Alameda County Employees' Retirement System, Oakland, Calif., plans to commit a total of $490 million to seven private credit funds through 2022, recently released investment committee meeting materials show.
The $7.6 billion pension fund's plan follows the creation of the new 4% target allocation to private credit, resulting from an asset-liability study.
The pension fund plans to reach the target by 2023. Investment consultant Verus Advisory, in a presentation at the pension fund's investment committee meeting, reported the pension fund will need to make $490 million in commitments to a total of seven private credit funds by year-end 2022.

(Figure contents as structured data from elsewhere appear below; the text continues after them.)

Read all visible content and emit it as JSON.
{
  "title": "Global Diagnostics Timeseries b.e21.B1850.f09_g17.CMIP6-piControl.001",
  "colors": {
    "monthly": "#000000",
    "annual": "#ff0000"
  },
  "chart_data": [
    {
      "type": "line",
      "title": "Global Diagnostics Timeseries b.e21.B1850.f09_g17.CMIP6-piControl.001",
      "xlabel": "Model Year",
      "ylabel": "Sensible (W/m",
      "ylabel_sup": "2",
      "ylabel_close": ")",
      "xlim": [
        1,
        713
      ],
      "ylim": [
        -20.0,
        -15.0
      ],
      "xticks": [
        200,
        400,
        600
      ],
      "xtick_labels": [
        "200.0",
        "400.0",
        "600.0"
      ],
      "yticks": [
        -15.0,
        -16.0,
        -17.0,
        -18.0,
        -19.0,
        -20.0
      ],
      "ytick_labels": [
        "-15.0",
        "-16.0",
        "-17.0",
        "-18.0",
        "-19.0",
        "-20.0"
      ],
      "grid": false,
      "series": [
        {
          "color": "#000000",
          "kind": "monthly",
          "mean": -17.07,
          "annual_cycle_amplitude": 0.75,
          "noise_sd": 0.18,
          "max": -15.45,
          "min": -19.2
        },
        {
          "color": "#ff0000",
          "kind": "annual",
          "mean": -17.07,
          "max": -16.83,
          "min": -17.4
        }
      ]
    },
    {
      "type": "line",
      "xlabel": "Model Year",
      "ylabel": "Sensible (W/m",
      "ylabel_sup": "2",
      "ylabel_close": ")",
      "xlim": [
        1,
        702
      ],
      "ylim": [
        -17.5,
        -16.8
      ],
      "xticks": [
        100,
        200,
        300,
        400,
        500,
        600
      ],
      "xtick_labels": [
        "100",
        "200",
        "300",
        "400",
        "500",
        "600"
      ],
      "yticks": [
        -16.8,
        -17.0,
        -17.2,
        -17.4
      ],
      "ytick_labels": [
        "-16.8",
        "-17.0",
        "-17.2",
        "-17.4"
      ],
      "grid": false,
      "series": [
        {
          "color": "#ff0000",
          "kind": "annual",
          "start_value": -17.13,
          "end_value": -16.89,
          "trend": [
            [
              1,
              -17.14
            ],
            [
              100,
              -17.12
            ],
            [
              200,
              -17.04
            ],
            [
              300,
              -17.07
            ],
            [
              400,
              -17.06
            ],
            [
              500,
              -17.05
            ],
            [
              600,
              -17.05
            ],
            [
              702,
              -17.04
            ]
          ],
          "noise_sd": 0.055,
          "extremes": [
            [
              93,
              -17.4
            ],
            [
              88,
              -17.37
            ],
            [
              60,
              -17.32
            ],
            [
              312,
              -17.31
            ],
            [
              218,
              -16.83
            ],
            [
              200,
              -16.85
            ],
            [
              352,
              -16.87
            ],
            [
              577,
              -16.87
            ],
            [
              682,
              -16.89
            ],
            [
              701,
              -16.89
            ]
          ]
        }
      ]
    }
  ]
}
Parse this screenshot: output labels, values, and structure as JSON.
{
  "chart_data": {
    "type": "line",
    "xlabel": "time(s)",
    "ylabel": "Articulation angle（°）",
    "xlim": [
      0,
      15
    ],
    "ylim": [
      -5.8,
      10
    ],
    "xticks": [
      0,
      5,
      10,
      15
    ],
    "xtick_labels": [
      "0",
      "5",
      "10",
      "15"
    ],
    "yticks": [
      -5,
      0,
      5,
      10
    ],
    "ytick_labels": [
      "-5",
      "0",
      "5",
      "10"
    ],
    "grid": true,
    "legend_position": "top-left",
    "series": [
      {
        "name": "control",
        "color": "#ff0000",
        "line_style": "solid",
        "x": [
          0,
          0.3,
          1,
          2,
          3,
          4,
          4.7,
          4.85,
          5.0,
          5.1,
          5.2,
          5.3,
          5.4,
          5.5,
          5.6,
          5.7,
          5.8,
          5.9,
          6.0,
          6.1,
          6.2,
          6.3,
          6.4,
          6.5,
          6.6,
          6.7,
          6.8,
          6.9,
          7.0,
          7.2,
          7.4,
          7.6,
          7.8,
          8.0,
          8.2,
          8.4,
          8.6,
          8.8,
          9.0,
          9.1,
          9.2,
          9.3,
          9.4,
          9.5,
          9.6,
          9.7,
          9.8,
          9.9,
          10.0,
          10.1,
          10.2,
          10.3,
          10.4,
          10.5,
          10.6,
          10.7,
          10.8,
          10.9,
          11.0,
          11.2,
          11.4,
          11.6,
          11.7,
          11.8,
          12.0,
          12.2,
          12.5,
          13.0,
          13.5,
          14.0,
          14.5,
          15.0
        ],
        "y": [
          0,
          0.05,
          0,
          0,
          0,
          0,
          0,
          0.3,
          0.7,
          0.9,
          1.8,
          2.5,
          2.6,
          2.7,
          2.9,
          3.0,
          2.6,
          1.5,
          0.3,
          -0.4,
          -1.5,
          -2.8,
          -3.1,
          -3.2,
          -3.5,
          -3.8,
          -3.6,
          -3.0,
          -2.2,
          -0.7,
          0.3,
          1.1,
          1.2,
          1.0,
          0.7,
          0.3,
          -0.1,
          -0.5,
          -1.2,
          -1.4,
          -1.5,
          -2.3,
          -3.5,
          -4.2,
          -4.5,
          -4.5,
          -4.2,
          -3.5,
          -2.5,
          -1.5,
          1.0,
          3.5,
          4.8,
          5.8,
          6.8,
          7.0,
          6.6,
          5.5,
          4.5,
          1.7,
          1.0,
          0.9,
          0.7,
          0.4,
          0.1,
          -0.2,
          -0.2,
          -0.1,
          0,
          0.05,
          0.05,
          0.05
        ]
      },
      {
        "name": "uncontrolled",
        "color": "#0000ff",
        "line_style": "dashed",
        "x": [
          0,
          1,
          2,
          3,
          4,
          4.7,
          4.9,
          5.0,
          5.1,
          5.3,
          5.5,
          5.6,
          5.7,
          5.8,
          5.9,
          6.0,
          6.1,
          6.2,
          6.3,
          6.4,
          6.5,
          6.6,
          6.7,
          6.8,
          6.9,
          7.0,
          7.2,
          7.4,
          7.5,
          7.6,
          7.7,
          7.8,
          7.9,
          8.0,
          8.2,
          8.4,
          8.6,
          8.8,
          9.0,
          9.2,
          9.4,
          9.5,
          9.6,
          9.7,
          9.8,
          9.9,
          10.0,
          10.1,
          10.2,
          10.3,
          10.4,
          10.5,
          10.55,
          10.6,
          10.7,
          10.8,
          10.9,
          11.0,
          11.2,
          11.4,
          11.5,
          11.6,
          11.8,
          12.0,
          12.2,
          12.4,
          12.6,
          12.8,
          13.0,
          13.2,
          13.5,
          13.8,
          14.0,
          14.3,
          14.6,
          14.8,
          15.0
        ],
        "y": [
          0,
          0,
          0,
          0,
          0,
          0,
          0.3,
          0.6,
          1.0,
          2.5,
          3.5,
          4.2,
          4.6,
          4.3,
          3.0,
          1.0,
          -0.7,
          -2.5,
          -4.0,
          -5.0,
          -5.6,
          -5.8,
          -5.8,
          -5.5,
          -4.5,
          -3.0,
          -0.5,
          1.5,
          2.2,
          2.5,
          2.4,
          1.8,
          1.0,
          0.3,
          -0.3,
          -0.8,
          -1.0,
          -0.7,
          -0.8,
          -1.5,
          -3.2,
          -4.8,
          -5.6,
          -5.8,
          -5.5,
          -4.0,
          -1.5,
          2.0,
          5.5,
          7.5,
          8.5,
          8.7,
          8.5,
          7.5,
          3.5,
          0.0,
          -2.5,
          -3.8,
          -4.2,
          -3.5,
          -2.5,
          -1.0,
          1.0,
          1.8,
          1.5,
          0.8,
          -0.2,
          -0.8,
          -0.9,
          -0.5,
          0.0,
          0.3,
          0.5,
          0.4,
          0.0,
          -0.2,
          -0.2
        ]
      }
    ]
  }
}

The pension fund will commit a projected total of $100 million before year-end 2019, according to the plan, with $130 million committed each in 2020, 2021 and 2022.
The pension fund added the new target within its overall growth portfolio, which saw its target decrease slightly to 66% from 66.8% of the total fund.
Other changes within the growth portfolio were reductions to targets to domestic large-cap equities to 22.4% from 25% of the total fund, international developed equities to 17% from 18%, private equity to 10.5% from 11.3%, domestic small-cap equities to 2.5% from 3%.
Targets to emerging markets equities and international small-cap equities remain the same at 5% and 3%, respectively. The target to high-yield fixed income was increased to 1.6% from 1.5%.
Within the diversifying portfolio, which saw its overall target rise to 23.4% from 22.6% of the total fund, the target to core fixed income rose to 11.4% from 11.3%, and the target to global sovereign ex-U.S. debt rise to 3% from 2.3%. Hedge funds remain at 9%.
Within the real return portfolio, no changes were made. The targets to core real estate, infrastructure and commodities remain at 8%, 1.8% and 0.8%, respectively.
ACERA spokesman Michael Fara could not be immediately reached to provide further information.